The Federal Reserve is scouring the horizon for signs of new bubbles, Chairman Ben Bernanke said today in Chicago during a speech on how the central bank monitors the financial system. “In light of the current low interest rate environment,” he said, “we are watching particularly closely for instances of ‘reaching for yield’ and other forms of excessive risk-taking, which may affect asset prices and their relationships with fundamentals.” (Another interesting highlight: He also said the shadow banking system continues to pose risks.)
Not all bubbles are created equal, however. Inflated asset prices fueled by irrational expectations don’t necessarily pose an existential threat to the financial sector, the chairman noted. The Fed is trying to spot a particular type of bubble. One, for example, that is associated with high levels of leverage and low liquidity, or links that could spread the repercussions of a sudden, sharp drop in prices through the entire system.
More important than spotting the possible triggers of a hypothetical crisis, Bernanke remarked, is identifying the vulnerabilities that could amplify it. The triggers “are the particular events that touch off the crisis—the proximate causes, if you will.” Vulnerabilities, by contrast, are preexisting features that can, say, turn a housing downturn into a financial meltdown. And bubbly asset prices, he said, are triggers.
Focusing on the vulnerabilities makes sense. As Bernanke himself noted, economists have a poor track record on anticipating bubbles. (The New York Times‘ Paul Krugman yesterday reminded everyone that there isn’t even an agreed-upon definition of what a bubble is.) So relying for stability on the Fed’s ability to zero-in on every instance of suspiciously levitating asset prices would be risky indeed.

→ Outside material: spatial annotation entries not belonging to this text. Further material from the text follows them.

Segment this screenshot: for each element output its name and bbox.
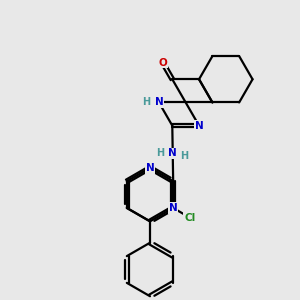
Text: H: H (142, 98, 151, 107)
Text: H: H (181, 152, 189, 161)
Text: N: N (168, 148, 177, 158)
Text: O: O (158, 58, 167, 68)
Text: N: N (195, 121, 203, 130)
Text: N: N (154, 98, 163, 107)
Text: Cl: Cl (184, 213, 196, 223)
Text: H: H (156, 148, 164, 158)
Text: N: N (169, 203, 178, 213)
Text: N: N (146, 163, 154, 173)
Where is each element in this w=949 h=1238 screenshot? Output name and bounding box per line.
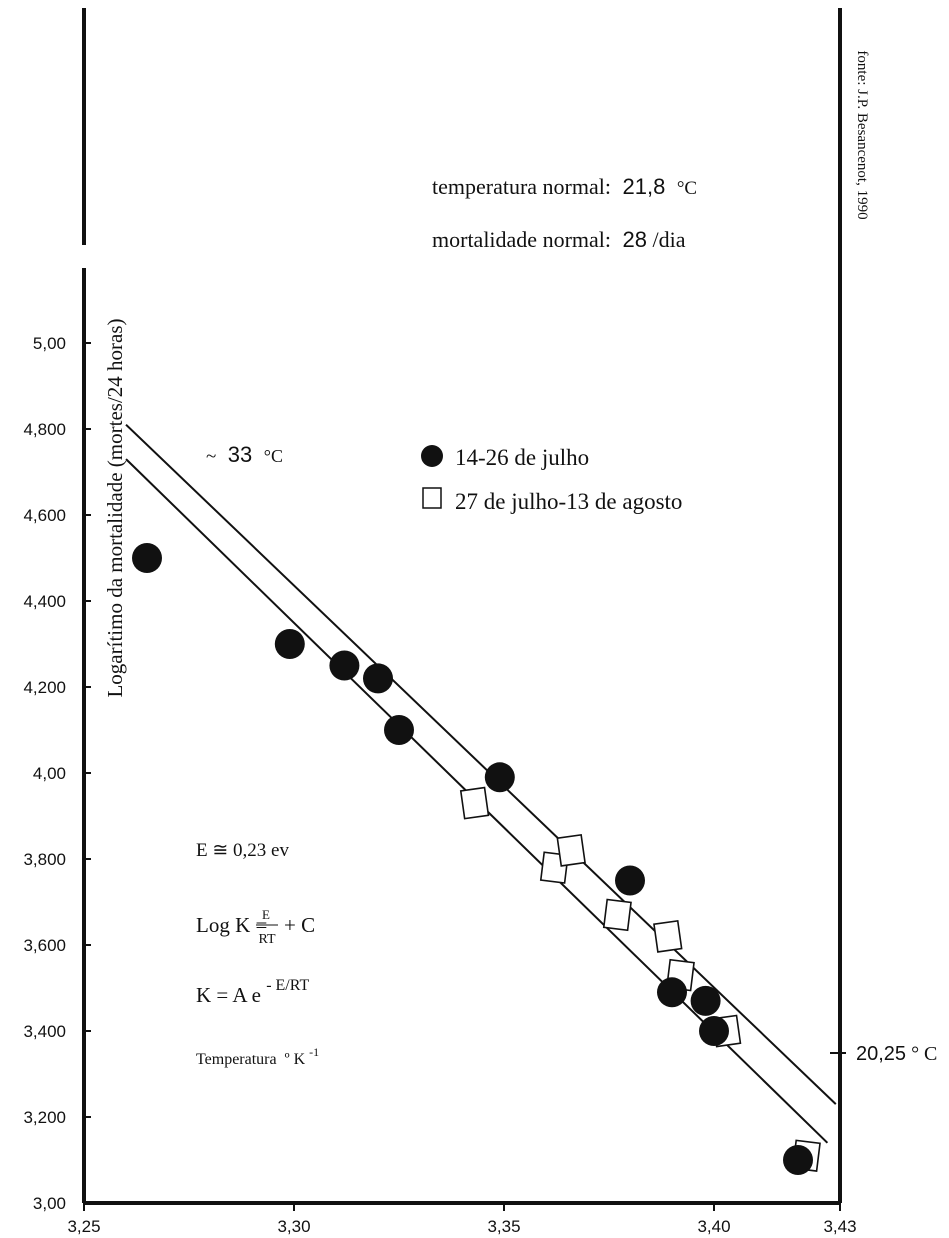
y-axis-label: Logarítimo da mortalidade (mortes/24 hor… <box>103 318 127 697</box>
y-axis-ticks: 3,00 3,200 3,400 3,600 3,800 4,00 4,200 4,400 4,… <box>23 334 91 1213</box>
y-tick-label: 3,00 <box>33 1194 66 1213</box>
x-tick-label: 3,35 <box>487 1217 520 1236</box>
data-point-circle <box>690 985 721 1016</box>
y-tick-label: 4,00 <box>33 764 66 783</box>
data-point-circle <box>384 715 414 745</box>
source-note: fonte: J.P. Besancenot, 1990 <box>854 50 870 219</box>
data-point-circle <box>615 865 645 896</box>
temperature-axis-note: Temperatura º K -1 <box>196 1045 319 1068</box>
formula-k-base: K = A e <box>196 983 261 1007</box>
temp-axis-unit: º K <box>285 1051 306 1068</box>
low-temperature-note: 20,25 ° C <box>856 1043 937 1065</box>
low-temp-unit: ° C <box>911 1043 937 1065</box>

This “we watch for bubbles but there are caveats” approach echoes Bank of Canada Governor Mark Carney’s remarks last week in Alberta. Essentially, he said the recently expanded duties of central banks as guarantors of financial stability don’t necessarily mean they should go on a bubble-bursting spree.
And interestingly, the governor has long been discussing a caveat that Bernanke did not mention. On Canada’s record-high housing prices, Carney’s position is that monetary policy should be a weapon of last resort. That’s because the bubble (of course he didn’t use that word) affects only one sector of the economy, according to Carney. Much better to leave it to the government to try and gradually let the air out via tighter mortgage regulations than for the Bank of Canada to use the bazooka approach of an interest rate hike, which would reverberate across the entire economy.
We might soon find out whether he’s right. That would likely make Canada the first test of central bankers’ new intuitions.